Nairobi minister of sport (2020–2022)

Zachariah Kìnùthia (born 10 July 1988), known as Zack Kìnùthia, served as the Chief Administrative Secretary of the Kenyan Ministry of Sports, Culture, and Heritage from January 2020 until his resignation in February 2022. He previously served as chairman of the Student's Organization of Nairobi University (SONU).

== Early life and education ==
Zack Kìnùthia was born to Lucy Mugure in Marumī village, Kigumo Ward, Murang'a County in Gatitu Constituency. He is a member of the Kikuyu tribe, a Bantu ethnic group. He attended Kigumo Primary School in his home county and later attended Gaichanjiru High School in Murang'a County.

In 2010, he enrolled at the University of Nairobi to pursue a bachelor's degree in economics and political science. While at the University of Nairobi, he became involved in student politics and was elected chairman of the Students' Organization of Nairobi University (SONU). He also served as a leader in the Christian Union. As of 2023, Kìnùthia is pursuing a law degree.

== Career ==
At the University of Nairobi, Kìnùthia served as the elected chairman of the student organization from 2013 to 2014. He was also a member of the Christian Union and held a leadership role in 2013.

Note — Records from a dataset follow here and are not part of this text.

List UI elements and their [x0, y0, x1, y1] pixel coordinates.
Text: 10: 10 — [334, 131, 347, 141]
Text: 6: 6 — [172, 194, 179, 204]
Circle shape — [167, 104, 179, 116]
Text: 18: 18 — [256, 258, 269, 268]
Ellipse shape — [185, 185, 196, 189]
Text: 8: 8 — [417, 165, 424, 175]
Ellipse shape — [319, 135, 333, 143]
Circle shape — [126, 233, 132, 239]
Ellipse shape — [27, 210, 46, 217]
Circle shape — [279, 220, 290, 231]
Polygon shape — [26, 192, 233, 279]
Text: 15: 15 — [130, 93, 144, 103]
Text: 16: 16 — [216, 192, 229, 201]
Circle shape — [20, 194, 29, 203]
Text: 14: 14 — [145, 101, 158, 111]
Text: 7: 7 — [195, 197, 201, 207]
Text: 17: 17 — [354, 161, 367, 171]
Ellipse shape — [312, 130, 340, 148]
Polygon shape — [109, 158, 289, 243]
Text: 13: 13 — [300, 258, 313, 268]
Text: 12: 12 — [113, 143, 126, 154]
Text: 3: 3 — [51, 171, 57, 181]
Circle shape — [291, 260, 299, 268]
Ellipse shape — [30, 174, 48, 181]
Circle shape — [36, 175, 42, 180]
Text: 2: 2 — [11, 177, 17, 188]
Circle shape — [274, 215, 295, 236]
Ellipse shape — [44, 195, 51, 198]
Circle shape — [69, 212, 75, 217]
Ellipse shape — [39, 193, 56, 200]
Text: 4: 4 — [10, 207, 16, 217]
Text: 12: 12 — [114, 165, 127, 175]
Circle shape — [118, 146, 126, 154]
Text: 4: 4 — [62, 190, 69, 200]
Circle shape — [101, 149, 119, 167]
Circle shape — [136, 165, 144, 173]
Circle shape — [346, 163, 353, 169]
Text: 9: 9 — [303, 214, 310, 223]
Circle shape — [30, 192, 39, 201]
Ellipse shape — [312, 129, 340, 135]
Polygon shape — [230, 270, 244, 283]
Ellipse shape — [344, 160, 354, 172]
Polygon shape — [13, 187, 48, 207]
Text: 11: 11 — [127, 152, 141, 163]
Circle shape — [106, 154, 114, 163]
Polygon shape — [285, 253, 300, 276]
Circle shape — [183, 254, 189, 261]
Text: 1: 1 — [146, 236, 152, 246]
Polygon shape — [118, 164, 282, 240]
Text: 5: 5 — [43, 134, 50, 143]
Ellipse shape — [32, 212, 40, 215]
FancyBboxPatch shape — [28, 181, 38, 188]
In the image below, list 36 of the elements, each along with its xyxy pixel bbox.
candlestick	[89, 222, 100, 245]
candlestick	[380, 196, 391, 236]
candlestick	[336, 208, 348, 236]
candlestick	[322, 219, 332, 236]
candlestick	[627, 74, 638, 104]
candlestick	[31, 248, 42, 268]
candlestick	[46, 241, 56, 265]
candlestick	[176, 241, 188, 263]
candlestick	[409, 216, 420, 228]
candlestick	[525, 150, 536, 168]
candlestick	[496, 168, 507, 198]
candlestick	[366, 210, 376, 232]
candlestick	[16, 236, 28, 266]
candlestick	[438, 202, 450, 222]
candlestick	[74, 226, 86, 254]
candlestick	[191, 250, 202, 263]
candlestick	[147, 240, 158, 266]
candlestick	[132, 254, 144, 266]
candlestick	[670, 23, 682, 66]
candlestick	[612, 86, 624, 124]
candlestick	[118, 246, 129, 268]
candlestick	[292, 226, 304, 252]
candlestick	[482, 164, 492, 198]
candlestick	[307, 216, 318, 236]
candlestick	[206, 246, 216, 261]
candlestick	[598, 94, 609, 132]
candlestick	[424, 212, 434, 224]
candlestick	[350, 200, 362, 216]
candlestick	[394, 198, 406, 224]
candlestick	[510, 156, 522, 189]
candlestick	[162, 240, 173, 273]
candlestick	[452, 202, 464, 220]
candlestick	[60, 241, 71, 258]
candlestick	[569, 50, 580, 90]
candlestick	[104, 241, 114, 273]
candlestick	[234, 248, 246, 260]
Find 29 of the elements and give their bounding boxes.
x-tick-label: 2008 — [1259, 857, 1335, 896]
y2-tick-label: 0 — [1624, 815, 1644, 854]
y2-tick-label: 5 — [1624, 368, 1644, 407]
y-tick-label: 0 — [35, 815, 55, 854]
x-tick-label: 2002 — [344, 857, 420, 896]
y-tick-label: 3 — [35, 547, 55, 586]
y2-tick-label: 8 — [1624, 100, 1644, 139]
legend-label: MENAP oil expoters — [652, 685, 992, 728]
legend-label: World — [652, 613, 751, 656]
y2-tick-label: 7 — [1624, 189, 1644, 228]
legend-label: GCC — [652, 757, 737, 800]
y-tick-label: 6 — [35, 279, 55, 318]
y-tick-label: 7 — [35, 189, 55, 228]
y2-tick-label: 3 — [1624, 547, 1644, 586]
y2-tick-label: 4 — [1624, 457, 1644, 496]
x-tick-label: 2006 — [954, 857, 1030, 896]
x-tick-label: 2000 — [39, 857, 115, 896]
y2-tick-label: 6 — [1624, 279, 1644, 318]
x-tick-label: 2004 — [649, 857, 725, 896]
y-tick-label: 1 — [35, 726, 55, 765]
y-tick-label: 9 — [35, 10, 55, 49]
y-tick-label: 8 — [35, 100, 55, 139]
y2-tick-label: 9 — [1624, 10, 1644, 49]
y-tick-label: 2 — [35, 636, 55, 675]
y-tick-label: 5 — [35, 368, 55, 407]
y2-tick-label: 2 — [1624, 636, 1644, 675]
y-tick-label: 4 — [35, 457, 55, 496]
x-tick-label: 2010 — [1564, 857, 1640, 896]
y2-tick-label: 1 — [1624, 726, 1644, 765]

In 2013, Kìnùthia joined the presidential campaign team of candidate Uhuru Kenyatta. He later participated in the formation of the Jubilee Party and President Uhuru's re-election youth campaign.

In 2014, after graduating from the University of Nairobi with his bachelor's degree, Kìnùthia worked as a research assistant at a community project focused on the fight against HIV/AIDS in Kenya, an initiative of the University of Nairobi known as Central Kenya Response – Integration, Strengthening and Sustainability plus Project (CRISSP).

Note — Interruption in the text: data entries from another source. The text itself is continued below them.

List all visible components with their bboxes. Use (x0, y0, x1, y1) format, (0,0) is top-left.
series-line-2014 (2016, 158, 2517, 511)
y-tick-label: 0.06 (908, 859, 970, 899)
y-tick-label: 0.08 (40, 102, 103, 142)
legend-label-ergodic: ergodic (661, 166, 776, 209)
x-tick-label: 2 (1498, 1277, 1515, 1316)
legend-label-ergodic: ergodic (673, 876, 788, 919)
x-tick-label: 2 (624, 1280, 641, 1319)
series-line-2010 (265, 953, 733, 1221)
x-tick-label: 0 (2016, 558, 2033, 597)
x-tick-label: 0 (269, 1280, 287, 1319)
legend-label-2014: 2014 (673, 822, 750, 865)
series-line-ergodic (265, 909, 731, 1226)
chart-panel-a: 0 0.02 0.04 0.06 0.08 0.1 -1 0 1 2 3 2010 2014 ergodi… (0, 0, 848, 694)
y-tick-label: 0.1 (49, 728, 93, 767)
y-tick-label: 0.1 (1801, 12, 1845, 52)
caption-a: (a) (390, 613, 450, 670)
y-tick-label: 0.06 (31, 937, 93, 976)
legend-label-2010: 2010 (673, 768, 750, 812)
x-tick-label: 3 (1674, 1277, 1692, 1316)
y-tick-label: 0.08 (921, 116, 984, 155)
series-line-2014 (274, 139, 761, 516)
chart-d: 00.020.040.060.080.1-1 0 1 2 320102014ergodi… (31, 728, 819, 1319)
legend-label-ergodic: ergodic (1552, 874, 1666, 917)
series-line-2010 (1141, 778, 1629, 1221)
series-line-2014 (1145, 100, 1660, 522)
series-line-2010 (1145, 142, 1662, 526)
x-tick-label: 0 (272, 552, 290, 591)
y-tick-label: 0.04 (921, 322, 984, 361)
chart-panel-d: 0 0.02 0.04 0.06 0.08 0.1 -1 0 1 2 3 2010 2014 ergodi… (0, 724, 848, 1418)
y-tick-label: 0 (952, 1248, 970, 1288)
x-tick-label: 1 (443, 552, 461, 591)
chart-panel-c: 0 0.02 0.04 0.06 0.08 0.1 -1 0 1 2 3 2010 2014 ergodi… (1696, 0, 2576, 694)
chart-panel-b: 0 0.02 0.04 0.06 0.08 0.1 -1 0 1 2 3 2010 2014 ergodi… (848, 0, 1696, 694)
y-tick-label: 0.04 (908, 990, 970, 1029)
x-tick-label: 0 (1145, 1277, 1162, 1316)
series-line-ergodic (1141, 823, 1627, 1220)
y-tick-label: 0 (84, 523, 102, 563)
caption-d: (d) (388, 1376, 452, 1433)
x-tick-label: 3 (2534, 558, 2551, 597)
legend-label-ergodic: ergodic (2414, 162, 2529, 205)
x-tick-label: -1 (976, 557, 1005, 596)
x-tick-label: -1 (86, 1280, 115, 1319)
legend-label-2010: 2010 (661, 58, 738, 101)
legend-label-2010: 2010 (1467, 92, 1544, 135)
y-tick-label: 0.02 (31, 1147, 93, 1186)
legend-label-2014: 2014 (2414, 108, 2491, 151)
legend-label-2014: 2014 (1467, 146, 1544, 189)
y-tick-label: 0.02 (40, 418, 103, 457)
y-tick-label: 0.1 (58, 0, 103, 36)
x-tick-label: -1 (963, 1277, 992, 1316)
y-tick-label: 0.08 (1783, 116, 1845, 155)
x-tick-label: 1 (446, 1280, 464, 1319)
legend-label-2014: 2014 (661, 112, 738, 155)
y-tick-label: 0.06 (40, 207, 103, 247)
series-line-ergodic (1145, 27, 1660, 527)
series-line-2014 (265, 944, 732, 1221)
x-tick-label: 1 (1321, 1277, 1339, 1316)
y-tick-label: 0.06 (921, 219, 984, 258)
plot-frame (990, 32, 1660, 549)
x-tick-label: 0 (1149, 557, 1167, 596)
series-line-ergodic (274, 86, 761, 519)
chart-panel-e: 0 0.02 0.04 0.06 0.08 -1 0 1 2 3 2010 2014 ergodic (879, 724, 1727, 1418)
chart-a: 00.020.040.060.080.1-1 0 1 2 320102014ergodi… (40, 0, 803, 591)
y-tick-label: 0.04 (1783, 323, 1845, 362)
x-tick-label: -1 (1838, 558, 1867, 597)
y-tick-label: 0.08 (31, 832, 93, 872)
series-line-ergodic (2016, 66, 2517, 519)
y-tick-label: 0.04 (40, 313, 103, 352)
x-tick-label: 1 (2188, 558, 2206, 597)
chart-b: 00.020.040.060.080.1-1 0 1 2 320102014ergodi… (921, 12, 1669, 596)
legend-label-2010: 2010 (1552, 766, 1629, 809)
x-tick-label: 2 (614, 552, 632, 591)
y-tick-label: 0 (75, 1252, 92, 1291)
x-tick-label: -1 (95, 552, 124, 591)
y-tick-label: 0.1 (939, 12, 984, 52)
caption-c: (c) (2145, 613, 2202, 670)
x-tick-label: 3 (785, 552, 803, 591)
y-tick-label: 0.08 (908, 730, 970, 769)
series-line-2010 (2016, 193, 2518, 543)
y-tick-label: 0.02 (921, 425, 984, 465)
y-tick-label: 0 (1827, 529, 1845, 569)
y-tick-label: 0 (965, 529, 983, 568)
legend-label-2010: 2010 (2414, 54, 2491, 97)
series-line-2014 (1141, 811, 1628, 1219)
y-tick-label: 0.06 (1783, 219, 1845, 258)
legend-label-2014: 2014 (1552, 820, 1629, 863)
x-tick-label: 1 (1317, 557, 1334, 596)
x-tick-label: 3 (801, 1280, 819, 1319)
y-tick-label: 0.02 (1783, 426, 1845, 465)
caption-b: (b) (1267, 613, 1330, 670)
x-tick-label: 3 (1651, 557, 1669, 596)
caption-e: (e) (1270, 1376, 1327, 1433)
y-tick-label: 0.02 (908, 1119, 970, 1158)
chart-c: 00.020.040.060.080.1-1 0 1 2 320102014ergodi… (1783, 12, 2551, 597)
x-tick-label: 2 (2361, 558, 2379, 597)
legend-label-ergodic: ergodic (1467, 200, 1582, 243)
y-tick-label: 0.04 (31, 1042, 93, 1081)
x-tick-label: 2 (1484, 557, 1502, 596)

Kìnùthia was appointed as the Chief Administrative Secretary (CAS) for Education on 15 January 2020, by President Uhuru Kenyatta, alongside Mumina Bonaya. Kìnùthia was the first person appointed to this specific position under President Kenyatta and the second person overall to hold it after Prof. Collete A. Suda, Ph.D. He was the youngest person serving in that position at the time of his appointment. Kìnùthia stated that he had no prior knowledge of his appointment and first heard of it when President Uhuru announced it on the radio. He was sworn in on 17 January 2020, at the State House in the presence of Education Cabinet Secretary Prof. George Magoha. He reportedly cut his hair short before being sworn in.

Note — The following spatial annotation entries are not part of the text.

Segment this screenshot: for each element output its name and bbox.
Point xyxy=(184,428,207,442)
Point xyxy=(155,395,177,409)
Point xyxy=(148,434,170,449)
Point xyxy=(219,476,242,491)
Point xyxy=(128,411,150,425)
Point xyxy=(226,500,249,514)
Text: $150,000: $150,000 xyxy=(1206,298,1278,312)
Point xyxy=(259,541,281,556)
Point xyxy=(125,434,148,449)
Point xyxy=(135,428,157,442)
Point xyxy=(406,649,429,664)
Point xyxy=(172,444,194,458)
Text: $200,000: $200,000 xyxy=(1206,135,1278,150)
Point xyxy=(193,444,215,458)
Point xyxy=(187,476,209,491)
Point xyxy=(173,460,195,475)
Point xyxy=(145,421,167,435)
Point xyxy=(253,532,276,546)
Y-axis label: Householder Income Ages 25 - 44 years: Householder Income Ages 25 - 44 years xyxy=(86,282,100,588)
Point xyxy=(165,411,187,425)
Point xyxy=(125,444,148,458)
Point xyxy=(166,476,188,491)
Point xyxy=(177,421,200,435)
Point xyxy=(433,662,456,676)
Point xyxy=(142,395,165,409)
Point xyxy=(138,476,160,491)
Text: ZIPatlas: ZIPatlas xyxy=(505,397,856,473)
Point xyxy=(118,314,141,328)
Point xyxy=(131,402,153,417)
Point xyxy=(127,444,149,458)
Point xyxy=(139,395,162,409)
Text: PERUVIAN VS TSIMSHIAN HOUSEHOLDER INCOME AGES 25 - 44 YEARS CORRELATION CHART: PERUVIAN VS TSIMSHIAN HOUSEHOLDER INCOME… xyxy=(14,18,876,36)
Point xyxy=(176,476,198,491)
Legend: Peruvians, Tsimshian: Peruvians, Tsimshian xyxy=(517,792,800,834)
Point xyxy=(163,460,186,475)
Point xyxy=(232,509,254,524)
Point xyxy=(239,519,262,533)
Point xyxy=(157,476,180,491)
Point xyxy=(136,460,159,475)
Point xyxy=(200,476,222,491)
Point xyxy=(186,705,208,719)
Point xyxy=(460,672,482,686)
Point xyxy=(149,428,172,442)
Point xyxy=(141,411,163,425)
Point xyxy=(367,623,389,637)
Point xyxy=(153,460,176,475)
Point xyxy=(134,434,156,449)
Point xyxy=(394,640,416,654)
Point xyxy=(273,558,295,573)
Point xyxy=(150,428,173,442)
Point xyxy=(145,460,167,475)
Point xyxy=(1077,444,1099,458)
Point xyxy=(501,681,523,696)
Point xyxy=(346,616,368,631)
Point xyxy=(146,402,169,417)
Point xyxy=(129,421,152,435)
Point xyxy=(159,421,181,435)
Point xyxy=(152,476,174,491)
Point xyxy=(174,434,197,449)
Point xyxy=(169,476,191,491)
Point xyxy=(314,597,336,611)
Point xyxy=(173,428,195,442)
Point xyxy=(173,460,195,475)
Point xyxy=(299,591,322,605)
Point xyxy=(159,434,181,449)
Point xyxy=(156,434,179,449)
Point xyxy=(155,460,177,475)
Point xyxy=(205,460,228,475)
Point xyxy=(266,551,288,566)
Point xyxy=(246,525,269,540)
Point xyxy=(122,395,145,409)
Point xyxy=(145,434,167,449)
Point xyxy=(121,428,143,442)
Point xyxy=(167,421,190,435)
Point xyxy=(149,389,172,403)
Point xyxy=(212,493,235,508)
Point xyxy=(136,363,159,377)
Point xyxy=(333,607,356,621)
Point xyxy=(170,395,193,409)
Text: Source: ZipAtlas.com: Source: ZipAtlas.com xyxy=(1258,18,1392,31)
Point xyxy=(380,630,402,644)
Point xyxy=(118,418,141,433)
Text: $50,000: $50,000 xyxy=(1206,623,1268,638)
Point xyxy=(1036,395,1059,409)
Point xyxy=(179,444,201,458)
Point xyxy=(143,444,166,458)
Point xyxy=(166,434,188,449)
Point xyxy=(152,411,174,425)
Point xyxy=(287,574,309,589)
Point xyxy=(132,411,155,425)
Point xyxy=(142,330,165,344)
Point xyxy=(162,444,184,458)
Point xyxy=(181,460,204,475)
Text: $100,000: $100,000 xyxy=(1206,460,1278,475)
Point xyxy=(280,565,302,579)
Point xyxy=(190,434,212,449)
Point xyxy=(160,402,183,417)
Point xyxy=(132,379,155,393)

Kìnùthia was later transferred to the Ministry of Sports, Culture, and Heritage. In February 2022, he resigned from the CAS position in the Ministry of Sports, Culture, and Heritage to contest the Kigumo parliamentary seat under the Party of National Unity. He lost the election to Joseph Munyoro of UDA, receiving 10,543 votes to Munyoro's 27,213 votes.